Driver-Owner Vs Co-Ownership of Trucks : Role of technology

Driver-Owner Vs Co-Ownership of Trucks : Role of technology

Truck ownership from driver-owner to co-ownership of trucks is changing the dynamics of power in negotiations; we will examine this with the help of a brilliant paper by two renowned Economists, George P. Baker and Thomas N. Hubbard.

The ownership of asset question is solved by answering the two questions:

- What bargaining power holds in the contracts?

- What are the best trade-offs?

This paper examined by two economists have solved the ownership question for Trucks.

The driver owner will take enormous care of the truck as it is his prized asset that is depreciating fast and runs a high fixed cost which can only be recovered if operated for more hours. But there are trade- offs involved as driving the vehicle with loads for more hours falls in the contracting environment and the dispatcher who is concerned with only his limited outbound movement would not care for the return loads, which the trucker could be interested in.

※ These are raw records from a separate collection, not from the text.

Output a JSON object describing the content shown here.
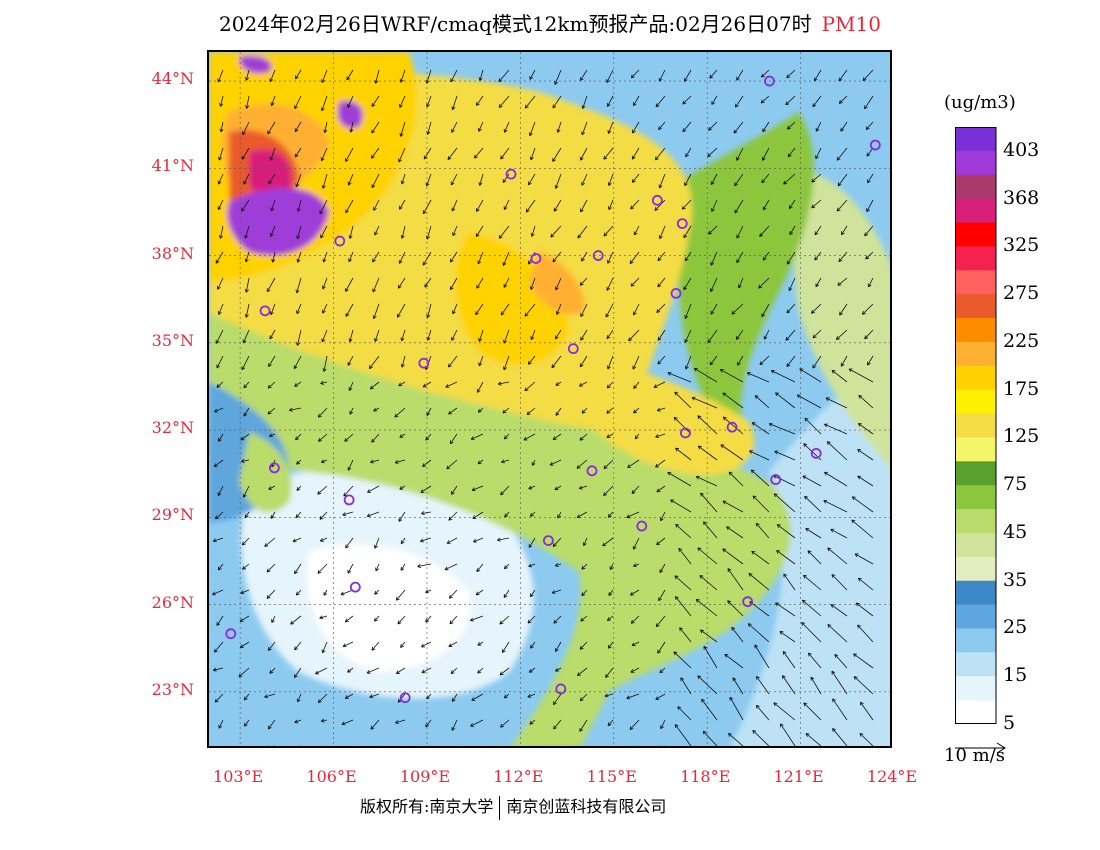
{
  "title": {
    "text": "2024年02月26日WRF/cmaq模式12km预报产品:02月26日07时",
    "product": "PM10",
    "product_color": "#e8283a"
  },
  "axes": {
    "lat_labels": [
      "44°N",
      "41°N",
      "38°N",
      "35°N",
      "32°N",
      "29°N",
      "26°N",
      "23°N"
    ],
    "lon_labels": [
      "103°E",
      "106°E",
      "109°E",
      "112°E",
      "115°E",
      "118°E",
      "121°E",
      "124°E"
    ],
    "label_color": "#e8283a"
  },
  "colorbar": {
    "unit": "(ug/m3)",
    "labels": [
      "403",
      "368",
      "325",
      "275",
      "225",
      "175",
      "125",
      "75",
      "45",
      "35",
      "25",
      "15",
      "5"
    ],
    "colors": [
      "#7b2fd6",
      "#9f3cd9",
      "#aa3a6a",
      "#d81f7a",
      "#ff0000",
      "#f5214f",
      "#ff6060",
      "#ea5a2a",
      "#ff8c00",
      "#ffb030",
      "#ffd200",
      "#ffef00",
      "#f4dc44",
      "#f5f56a",
      "#5aa02c",
      "#8cc63e",
      "#b9dc6a",
      "#cfe39a",
      "#e4edbf",
      "#3d88c8",
      "#5ea6dd",
      "#8ccaf0",
      "#bde2f6",
      "#e6f4fb",
      "#ffffff"
    ]
  },
  "map": {
    "cities": [
      {
        "lon": 111.7,
        "lat": 40.8
      },
      {
        "lon": 114.5,
        "lat": 38.0
      },
      {
        "lon": 112.5,
        "lat": 37.9
      },
      {
        "lon": 116.4,
        "lat": 39.9
      },
      {
        "lon": 117.2,
        "lat": 39.1
      },
      {
        "lon": 117.0,
        "lat": 36.7
      },
      {
        "lon": 113.7,
        "lat": 34.8
      },
      {
        "lon": 108.9,
        "lat": 34.3
      },
      {
        "lon": 106.2,
        "lat": 38.5
      },
      {
        "lon": 103.8,
        "lat": 36.1
      },
      {
        "lon": 118.8,
        "lat": 32.1
      },
      {
        "lon": 117.3,
        "lat": 31.9
      },
      {
        "lon": 114.3,
        "lat": 30.6
      },
      {
        "lon": 121.5,
        "lat": 31.2
      },
      {
        "lon": 120.2,
        "lat": 30.3
      },
      {
        "lon": 104.1,
        "lat": 30.7
      },
      {
        "lon": 106.5,
        "lat": 29.6
      },
      {
        "lon": 112.9,
        "lat": 28.2
      },
      {
        "lon": 115.9,
        "lat": 28.7
      },
      {
        "lon": 106.7,
        "lat": 26.6
      },
      {
        "lon": 119.3,
        "lat": 26.1
      },
      {
        "lon": 102.7,
        "lat": 25.0
      },
      {
        "lon": 108.3,
        "lat": 22.8
      },
      {
        "lon": 113.3,
        "lat": 23.1
      },
      {
        "lon": 123.4,
        "lat": 41.8
      },
      {
        "lon": 120.0,
        "lat": 44.0
      }
    ],
    "city_marker_color": "#8a2be2"
  },
  "wind_scale": {
    "label": "10 m/s"
  },
  "copyright": {
    "left": "版权所有:南京大学",
    "right": "南京创蓝科技有限公司"
  }
}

When the truck is driven at moderate speeds on long hauls the wear & tear would be less, but that would leave the driver too much at the wheels with less time to rest; left to the driver he would do the opposite thus getting more time for rest. The driver-owner would not do that.

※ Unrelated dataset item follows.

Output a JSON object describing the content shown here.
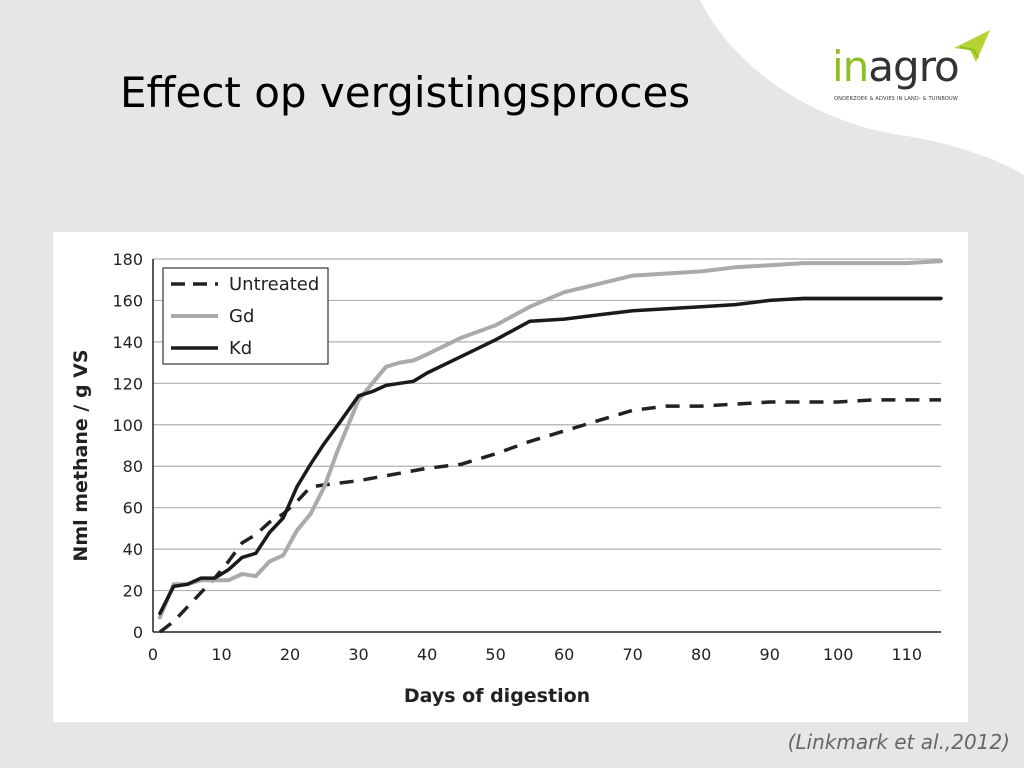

Typically the pre-computer-digital environment solved this by driver-owners opting for long hauls, while short hauls could be left to the pool of trucks owned by trucking companies. But it left the rent seeking behavior of the drivers still at large, thus destroying value.

The introduction of GPS and vehicle tracking and with advent of digital, this problem is solved as possibilities of return loads can be obtained from the application based systems which can capture this information when more demands can be attracted into the network which incentivizes truckers to enroll.

The owner-driver loses his bargaining power as trucking companies who have enrolled themselves into this arrangement of networks have higher bargaining power in their disposal. The rent seeking environment changes for the better.

But more importantly far better economies can be achieved with in-vehicle monitoring systems where fuel economies are found to be better than driver-owned vehicles which do not use such systems. This involves data on acceleration, deceleration, number of breaks applied, number of stops, etc. So trucking company drivers will do better being under the scope of vehicle tracking and monitoring programs.

The contracting environment is very challenging and is always sub-optimal; only just before the haulage program is ready the trucker will be informed as "utilizing capacity efficiently generally implies deferring assignment-setting as much as possible".

The back haul is another area of concern as owner-driver may not be ready to accept back-hauls whereas trucking companies could induce drivers to accept back hauls. When trucking companies do not own trucks and have to depend on two different agencies for such decisions, like driver plus owner, we have a difficult problem in contracting; owner would not agree to a difficult terrain whereas the driver could have strong incentives for choosing one destination over the other. If the owner makes the costly attempt to search for back hauls he could be in a better bargaining position.

This is where the optimal solution in contracting can only be achieved through technology, where all three agencies come on the same platform and the bargaining power shifts.

Where service requirements call for much higher level of attention, like sorting, timeliness of deliveries or faster deliveries, the driver-owner will lose out on the bargaining power as well as the trade-offs involved; cost in such situations could be secondary considerations where service factors increase.

The risk-reward trade offs for the owner-driver is dramatically shifting with the advent of the digital. Large trucking companies and platform providers would hold the advantage over individual owner-drivers if they can utilize the platforms that offer information on back hauls by investing in the network and simultaneously being flexible in the contracting with drivers and truck owners in the case of trucks indented from actual owners.

The trucking community of individual driver-owners without the aid of technology can only survive on rent seeking behavior that is facilitated by unionization and cartels.

Economic theory predicts that such rent seeking behaviors raise the costs to such levels that finally value is restored through self-destruction. But today technology is aiding this process.